Rogers and White, the Bernalillo County Sheriff, are longtime friends. Rogers worked closely with White in 2004 to challenge the veracity of voter registrations in the county.
They also have something else in common: They were both implicated in Iglesias’s firing. New Mexico’s Republican Senator, Pete Domenici, had recommended Rogers to replace Iglesias as U.S. Attorney when Iglesias was fired. The DOJ report said Domenici played a major role in Iglesias’s ouster.
"In a March 2006 e-mail forwarded to [Craig] Donsanto in the [Justice Department's] Public Integrity Section, Rogers complained about voter fraud in New Mexico and added, ‘I have calls in, to the USA [U.S. Attorney] and his main assistant, but they were not much help during the ACORN fraudulent registration debacle last election.”
Donsanto was the author of the updated May 2007 Federal Prosecution of Election Offenses manual that softened the warnings about investigating and prosecuting voter fraud cases before an election.

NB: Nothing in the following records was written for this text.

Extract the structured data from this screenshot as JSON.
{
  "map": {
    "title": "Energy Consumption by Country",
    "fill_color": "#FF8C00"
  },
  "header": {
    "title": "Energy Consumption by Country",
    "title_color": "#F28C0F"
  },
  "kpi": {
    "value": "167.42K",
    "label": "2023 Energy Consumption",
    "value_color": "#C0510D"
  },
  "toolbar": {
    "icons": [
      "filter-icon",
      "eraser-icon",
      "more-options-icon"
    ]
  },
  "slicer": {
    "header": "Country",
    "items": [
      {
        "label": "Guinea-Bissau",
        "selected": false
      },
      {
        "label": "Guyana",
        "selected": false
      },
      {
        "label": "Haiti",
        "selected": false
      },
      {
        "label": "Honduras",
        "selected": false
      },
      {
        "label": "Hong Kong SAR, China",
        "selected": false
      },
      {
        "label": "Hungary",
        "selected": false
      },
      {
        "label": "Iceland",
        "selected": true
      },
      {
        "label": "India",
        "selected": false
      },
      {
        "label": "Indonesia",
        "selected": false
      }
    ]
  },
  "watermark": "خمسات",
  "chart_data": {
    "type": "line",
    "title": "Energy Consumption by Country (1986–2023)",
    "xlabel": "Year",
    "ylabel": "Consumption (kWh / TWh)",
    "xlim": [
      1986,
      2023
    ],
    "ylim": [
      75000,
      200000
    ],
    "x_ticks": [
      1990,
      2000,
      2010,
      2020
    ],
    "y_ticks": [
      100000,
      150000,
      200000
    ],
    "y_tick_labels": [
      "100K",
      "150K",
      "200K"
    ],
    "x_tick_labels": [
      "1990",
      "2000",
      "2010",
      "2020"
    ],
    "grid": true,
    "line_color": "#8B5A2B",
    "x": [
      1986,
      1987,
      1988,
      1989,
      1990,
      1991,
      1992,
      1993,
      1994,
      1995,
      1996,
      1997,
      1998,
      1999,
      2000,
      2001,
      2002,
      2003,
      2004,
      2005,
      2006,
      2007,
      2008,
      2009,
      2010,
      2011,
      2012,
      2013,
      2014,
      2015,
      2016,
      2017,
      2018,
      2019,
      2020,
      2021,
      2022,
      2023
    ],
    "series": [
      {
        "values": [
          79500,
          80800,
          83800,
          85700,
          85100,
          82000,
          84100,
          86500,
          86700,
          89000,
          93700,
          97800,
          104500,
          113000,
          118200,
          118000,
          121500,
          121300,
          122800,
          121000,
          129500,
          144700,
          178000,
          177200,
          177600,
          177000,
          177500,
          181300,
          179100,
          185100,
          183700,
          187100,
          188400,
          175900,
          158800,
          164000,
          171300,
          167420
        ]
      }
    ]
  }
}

In June 2006, Rogers sent Iglesias's Executive Assistant U.S. Attorney Rumaldo Armijo an e-mail:
“The voter fraud wars continue. Any indictment of the Acorn woman would be appreciated. . . . The ACLU/Wortheim [sic] democrats will turn to the camera and suggest fraud is not an issue, because the USA would have done something by now. Carpe Diem!”
John Wertheim was then chairman of the New Mexico Democratic Party.
Iglesias said he now believes GOP claims of voter fraud have been “unique to the Bush administration.”
“If voter fraud is such a problem nationally, why have there only been a handful of prosecutions in the past few years?” he said.
Rogers told The Public Record the Justice Department report on the U.S. Attorney firings “is erroneous is so many ways it is not possible to address them all."